Scalar blinding (using b * G == B):
    k * G == (k - b) * G + B == 2.(k - b) * (G/2) + B == C(k - b + (2^L - 1)/2, G/2) + B
where -b + (2^L - 1)/2 can be precomputed.
Nice, that's much better explained than my current comments. I'll try to include it.
Although the above satisfies me mathematically, I would like to see an explicit test case where the comb_offset (2^L - 1)/2 causes a modular reduction (relative to k-b). e.g. arrange for k-b == N + 1 - comb_offset. I hope that's not too painful, but otherwise random testing seems unlikely to hit such a case.
@peterdettman Making this change causes instant failure during the tests, at least:
--- a/src/ecmult_gen_impl.h
+++ b/src/ecmult_gen_impl.h
@@ -78,7 +78,7 @@ static void secp256k1_ecmult_gen(const secp256k1_ecmult_gen_context *ctx, secp25
      */
 
     /* Compute the scalar (gn + ctx->scalar_offset). */
-    secp256k1_scalar_add(&tmp, &ctx->scalar_offset, gn);
+    CHECK(!secp256k1_scalar_add(&tmp, &ctx->scalar_offset, gn));
     /* Convert to recoded array. */
     for (i = 0; i < 8; ++i) {
         recoded[i] = secp256k1_scalar_get_bits(&tmp, 32 * i, 32);
Including a test case that results in tmp=0 or tmp=1 or so may be useful though.
scalar_offset includes the randomly-distributed blind, so there will be modular reductions. This isn't concerning at all because we can reason about the blind independently of the comb (just input offset + output offset).
However the comb offset is small: 2^(COMB_BITS-256) * (2^256 - N). So I would like a test that involves the comb_offset itself causing a modular reduction. The math checks out of course, but an explicit test can't hurt.
Actually, I think (2^L - 1)/2 mod N is only small (128 bits) if L == 256.

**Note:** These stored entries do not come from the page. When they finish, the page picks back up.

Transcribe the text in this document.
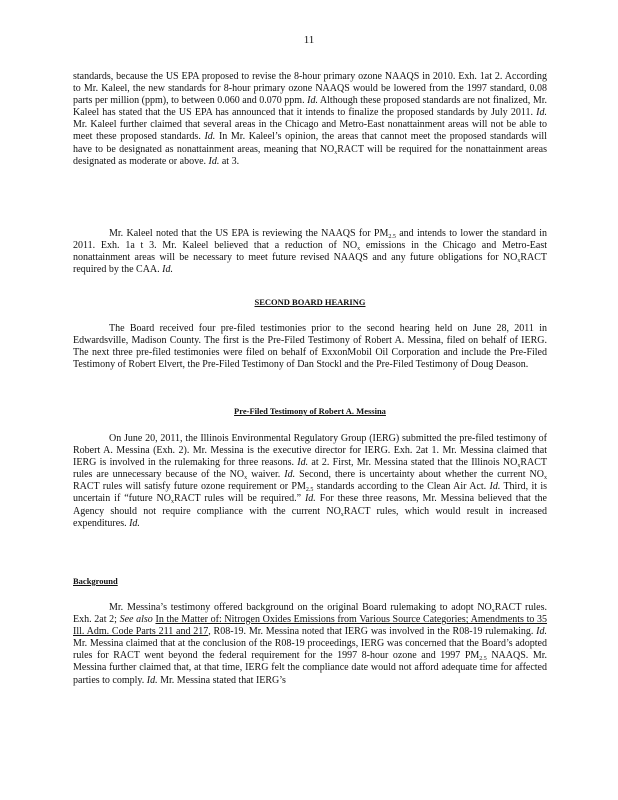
11

standards, because the US EPA proposed to revise the 8-hour primary ozone NAAQS in 2010. Exh. 1at 2. According to Mr. Kaleel, the new standards for 8-hour primary ozone NAAQS would be lowered from the 1997 standard, 0.08 parts per million (ppm), to between 0.060 and 0.070 ppm. Id. Although these proposed standards are not finalized, Mr. Kaleel has stated that the US EPA has announced that it intends to finalize the proposed standards by July 2011. Id. Mr. Kaleel further claimed that several areas in the Chicago and Metro-East nonattainment areas will not be able to meet these proposed standards. Id. In Mr. Kaleel’s opinion, the areas that cannot meet the proposed standards will have to be designated as nonattainment areas, meaning that $NO_xRACT$ will be required for the nonattainment areas designated as moderate or above. Id. at 3.

Mr. Kaleel noted that the US EPA is reviewing the NAAQS for $PM_{2.5}$ and intends to lower the standard in 2011. Exh. 1a t 3. Mr. Kaleel believed that a reduction of $NO_x$ emissions in the Chicago and Metro-East nonattainment areas will be necessary to meet future revised NAAQS and any future obligations for $NO_xRACT$ required by the CAA. Id.

SECOND BOARD HEARING

The Board received four pre-filed testimonies prior to the second hearing held on June 28, 2011 in Edwardsville, Madison County. The first is the Pre-Filed Testimony of Robert A. Messina, filed on behalf of IERG. The next three pre-filed testimonies were filed on behalf of ExxonMobil Oil Corporation and include the Pre-Filed Testimony of Robert Elvert, the Pre-Filed Testimony of Dan Stockl and the Pre-Filed Testimony of Doug Deason.

Pre-Filed Testimony of Robert A. Messina

On June 20, 2011, the Illinois Environmental Regulatory Group (IERG) submitted the pre-filed testimony of Robert A. Messina (Exh. 2). Mr. Messina is the executive director for IERG. Exh. 2at 1. Mr. Messina claimed that IERG is involved in the rulemaking for three reasons. Id. at 2. First, Mr. Messina stated that the Illinois $NO_xRACT$ rules are unnecessary because of the $NO_x$ waiver. Id. Second, there is uncertainty about whether the current $NO_x$ RACT rules will satisfy future ozone requirement or $PM_{2.5}$ standards according to the Clean Air Act. Id. Third, it is uncertain if “future $NO_xRACT$ rules will be required.” Id. For these three reasons, Mr. Messina believed that the Agency should not require compliance with the current $NO_xRACT$ rules, which would result in increased expenditures. Id.

Background

Mr. Messina’s testimony offered background on the original Board rulemaking to adopt $NO_xRACT$ rules. Exh. 2at 2; See also In the Matter of: Nitrogen Oxides Emissions from Various Source Categories; Amendments to 35 Ill. Adm. Code Parts 211 and 217, R08-19. Mr. Messina noted that IERG was involved in the R08-19 rulemaking. Id. Mr. Messina claimed that at the conclusion of the R08-19 proceedings, IERG was concerned that the Board’s adopted rules for RACT went beyond the federal requirement for the 1997 8-hour ozone and 1997 $PM_{2.5}$ NAAQS. Mr. Messina further claimed that, at that time, IERG felt the compliance date would not afford adequate time for affected parties to comply. Id. Mr. Messina stated that IERG’s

For the 43/6/1 configuration it is 0x80000000000000000000000000000001e7f9b4a5f9130fa66044722cc7ae9e1e For the 11/6/4 configuration it is 0x8000000000000000000000000000000987e0873ddd5f4e3fe1563adfe6691698
Including a test case that results in
tmp=0ortmp=1or so may be useful though.
So, these and maybe -1 would be enough. I will check a 256-bit config manually if they are added.
@peterdettman I've incorporated your derivation in the comments in ecmult_gen_impl.h, and added a test case for recoded={-1,0,1}.
I've worked on an additional change that introduces a COMB_RANGE which is normally 256, but in exhaustive test mode corresponds to the number of bits in EXHAUSTIVE_TEST_ORDER. Then COMB_BITS only has to cover COMB_RANGE etc, instead of always being at least 256.
And I'm seeing a suspicious failure in certain configurations with that (even making sure that the precomputed table only contains non-infinity points).
I'll retry this approach to make sure I haven't missed something.
I added a commit that permits COMB_BITS < 256 in exhaustive test mode. However, it doesn't work in a lot of configurations, and I don't understand what's causing it.
Here is a list of (blocks teeth spacing) tuples and whether they work (for both order 13 and 199): groups.txt
Update: it appears that EXHAUSTIVE_TEST_ORDER < 2**(BLOCKS * TEETH * (SPACING - 1)) perfectly predicts which configurations work.
Final update: I was being very dumb, and precompute_ecmult_gen just had spacing = (COMB_RANGE + blocks * teeth) / (block * teeth) hardcoded, leading to an inconsistency between the table and the actual multiplication code.
False alarm.
Rebased.
I believe this PR is ready for review (the discussion above was just observing some configurations not working due to a fairly stupid bug which was fixed).
Rebased after merge of #1178. Added changelog entry.
Rebased after #1187 merge.
Rebased after merge of #1170 and #1190.
Rebased, and added to cmake.